Nevertheless, we identify two key limitations in existing KV cache compression methods: 1) their threshold-triggered compression policy may provide limited throughput improvement or even reduce throughput, and may fully eliminate KV pairs from certain blocks of the sequence, potentially worsening information loss. 2) they typically retain either isolated KV pairs or fixed-size chunks with rigid boundaries, failing to preserve important flexible-sized chunks at arbitrary token positions. 然而，我们发现现有的 KV Cache 压缩方法存在两个主要局限性：1）其基于阈值的压缩策略可能带来的吞吐量提升有限，甚至反而降低吞吐量，且可能完全剔除序列中某些块的 KV 对，从而加剧信息丢失；2）它们通常只能保留孤立的 KV 对或具有固定边界的块，无法在任意 Token 位置保留重要的、大小灵活的块。

To overcome these limitations, we propose Kara, a sliding-window KV cache compression method that performs decoding-time compression by operating only on the recently generated context. 为了克服这些局限性，我们提出了 Kara，这是一种滑动窗口 KV Cache 压缩方法，仅通过对最近生成的上下文进行操作，在解码时执行压缩。

Kara leverages bidirectional attention to score and select informative KV pairs in the window. To enable flexible preservation of important semantic information, we design a Token2Chunk module to expand a subset of selected KV pairs into chunks. Kara 利用双向注意力机制对窗口内的信息量大的 KV 对进行评分和筛选。为了实现对重要语义信息的灵活保留，我们设计了一个 Token2Chunk 模块，将选定 KV 对的子集扩展为块。

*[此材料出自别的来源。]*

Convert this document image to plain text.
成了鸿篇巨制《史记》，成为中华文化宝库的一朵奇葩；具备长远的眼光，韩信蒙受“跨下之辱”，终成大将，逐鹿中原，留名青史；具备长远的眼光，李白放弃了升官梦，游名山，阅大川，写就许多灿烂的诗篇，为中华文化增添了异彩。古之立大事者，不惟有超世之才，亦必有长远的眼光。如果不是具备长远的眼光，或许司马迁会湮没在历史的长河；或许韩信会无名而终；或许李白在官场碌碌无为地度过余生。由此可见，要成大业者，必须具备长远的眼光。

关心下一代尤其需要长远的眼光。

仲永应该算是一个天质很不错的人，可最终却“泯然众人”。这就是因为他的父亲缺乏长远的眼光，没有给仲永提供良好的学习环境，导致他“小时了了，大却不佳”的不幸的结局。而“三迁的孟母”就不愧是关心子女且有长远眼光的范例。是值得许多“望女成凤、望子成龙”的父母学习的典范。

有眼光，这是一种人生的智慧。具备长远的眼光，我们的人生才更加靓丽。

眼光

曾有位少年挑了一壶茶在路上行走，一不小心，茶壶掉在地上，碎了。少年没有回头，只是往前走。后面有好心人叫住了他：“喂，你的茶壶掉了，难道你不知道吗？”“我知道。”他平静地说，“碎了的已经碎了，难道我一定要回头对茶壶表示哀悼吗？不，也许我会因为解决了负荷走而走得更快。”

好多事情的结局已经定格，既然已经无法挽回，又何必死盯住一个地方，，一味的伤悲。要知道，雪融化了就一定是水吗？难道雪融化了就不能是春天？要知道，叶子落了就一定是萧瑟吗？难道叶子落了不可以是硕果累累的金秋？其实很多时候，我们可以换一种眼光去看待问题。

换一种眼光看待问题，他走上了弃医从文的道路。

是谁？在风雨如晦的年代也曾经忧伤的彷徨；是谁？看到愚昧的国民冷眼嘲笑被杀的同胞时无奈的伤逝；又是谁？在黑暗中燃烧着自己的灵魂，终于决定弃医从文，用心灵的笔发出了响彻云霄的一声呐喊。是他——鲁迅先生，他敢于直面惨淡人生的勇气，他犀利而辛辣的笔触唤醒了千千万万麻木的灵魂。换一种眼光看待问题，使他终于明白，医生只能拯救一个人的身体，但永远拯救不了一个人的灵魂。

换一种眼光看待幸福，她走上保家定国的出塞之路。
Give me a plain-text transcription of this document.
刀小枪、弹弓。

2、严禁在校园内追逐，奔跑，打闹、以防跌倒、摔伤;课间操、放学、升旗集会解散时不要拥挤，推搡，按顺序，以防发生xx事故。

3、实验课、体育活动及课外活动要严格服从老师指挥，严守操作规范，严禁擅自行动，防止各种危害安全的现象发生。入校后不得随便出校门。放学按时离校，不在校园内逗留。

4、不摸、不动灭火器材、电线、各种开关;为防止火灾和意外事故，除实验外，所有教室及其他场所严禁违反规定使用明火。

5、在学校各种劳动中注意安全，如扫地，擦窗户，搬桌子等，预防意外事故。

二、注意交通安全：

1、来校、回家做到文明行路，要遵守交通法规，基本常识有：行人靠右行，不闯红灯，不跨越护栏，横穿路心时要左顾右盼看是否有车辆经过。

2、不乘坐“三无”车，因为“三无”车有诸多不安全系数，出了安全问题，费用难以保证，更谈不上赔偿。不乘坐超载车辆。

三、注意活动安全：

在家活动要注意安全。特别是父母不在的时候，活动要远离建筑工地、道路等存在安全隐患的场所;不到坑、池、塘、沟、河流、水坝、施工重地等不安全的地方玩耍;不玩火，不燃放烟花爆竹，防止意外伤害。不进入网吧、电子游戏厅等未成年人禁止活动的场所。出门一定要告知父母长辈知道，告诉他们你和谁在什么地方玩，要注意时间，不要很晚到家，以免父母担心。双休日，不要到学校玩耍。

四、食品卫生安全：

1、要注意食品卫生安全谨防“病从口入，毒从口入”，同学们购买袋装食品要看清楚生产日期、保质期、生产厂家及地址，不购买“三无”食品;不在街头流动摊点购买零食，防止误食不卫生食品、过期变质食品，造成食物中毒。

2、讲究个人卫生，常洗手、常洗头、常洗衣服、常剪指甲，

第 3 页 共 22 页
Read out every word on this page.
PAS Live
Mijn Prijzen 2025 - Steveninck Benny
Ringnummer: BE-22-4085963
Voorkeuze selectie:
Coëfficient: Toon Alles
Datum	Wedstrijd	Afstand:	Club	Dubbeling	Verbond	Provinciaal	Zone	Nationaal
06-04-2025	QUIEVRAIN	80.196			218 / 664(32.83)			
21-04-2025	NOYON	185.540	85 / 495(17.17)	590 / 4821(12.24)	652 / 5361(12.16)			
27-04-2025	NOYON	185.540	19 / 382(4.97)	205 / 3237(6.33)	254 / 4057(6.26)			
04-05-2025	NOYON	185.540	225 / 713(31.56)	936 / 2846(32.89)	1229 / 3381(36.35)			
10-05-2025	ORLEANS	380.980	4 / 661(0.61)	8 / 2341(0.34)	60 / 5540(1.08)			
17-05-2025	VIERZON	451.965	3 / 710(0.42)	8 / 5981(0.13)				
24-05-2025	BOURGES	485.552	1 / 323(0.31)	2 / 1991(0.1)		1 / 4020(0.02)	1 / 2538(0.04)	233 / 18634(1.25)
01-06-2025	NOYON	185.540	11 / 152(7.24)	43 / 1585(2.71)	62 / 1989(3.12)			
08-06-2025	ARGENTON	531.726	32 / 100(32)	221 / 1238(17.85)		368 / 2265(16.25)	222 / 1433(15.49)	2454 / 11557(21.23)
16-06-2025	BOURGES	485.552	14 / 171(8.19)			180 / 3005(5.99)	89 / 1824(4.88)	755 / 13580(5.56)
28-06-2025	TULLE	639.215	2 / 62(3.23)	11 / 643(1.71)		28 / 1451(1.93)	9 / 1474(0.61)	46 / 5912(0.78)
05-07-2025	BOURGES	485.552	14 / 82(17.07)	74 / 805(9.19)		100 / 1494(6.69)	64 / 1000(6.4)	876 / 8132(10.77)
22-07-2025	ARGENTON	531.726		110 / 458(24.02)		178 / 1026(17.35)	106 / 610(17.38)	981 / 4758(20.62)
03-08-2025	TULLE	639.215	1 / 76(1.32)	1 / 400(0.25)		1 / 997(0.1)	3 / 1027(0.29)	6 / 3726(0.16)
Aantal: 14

Furthermore, we adapt Kara to PagedAttention and develop KvLLM, an inference framework built upon vLLM, which reduces KV cache memory usage and effectively improves output throughput. Extensive experiments demonstrate consistent performance improvements of proposed Kara and KvLLM. 此外，我们将 Kara 适配到 PagedAttention 中，并开发了 KvLLM——一个基于 vLLM 构建的推理框架。该框架有效降低了 KV Cache 的内存占用，并显著提升了输出吞吐量。大量实验证明，所提出的 Kara 和 KvLLM 能够带来持续的性能提升。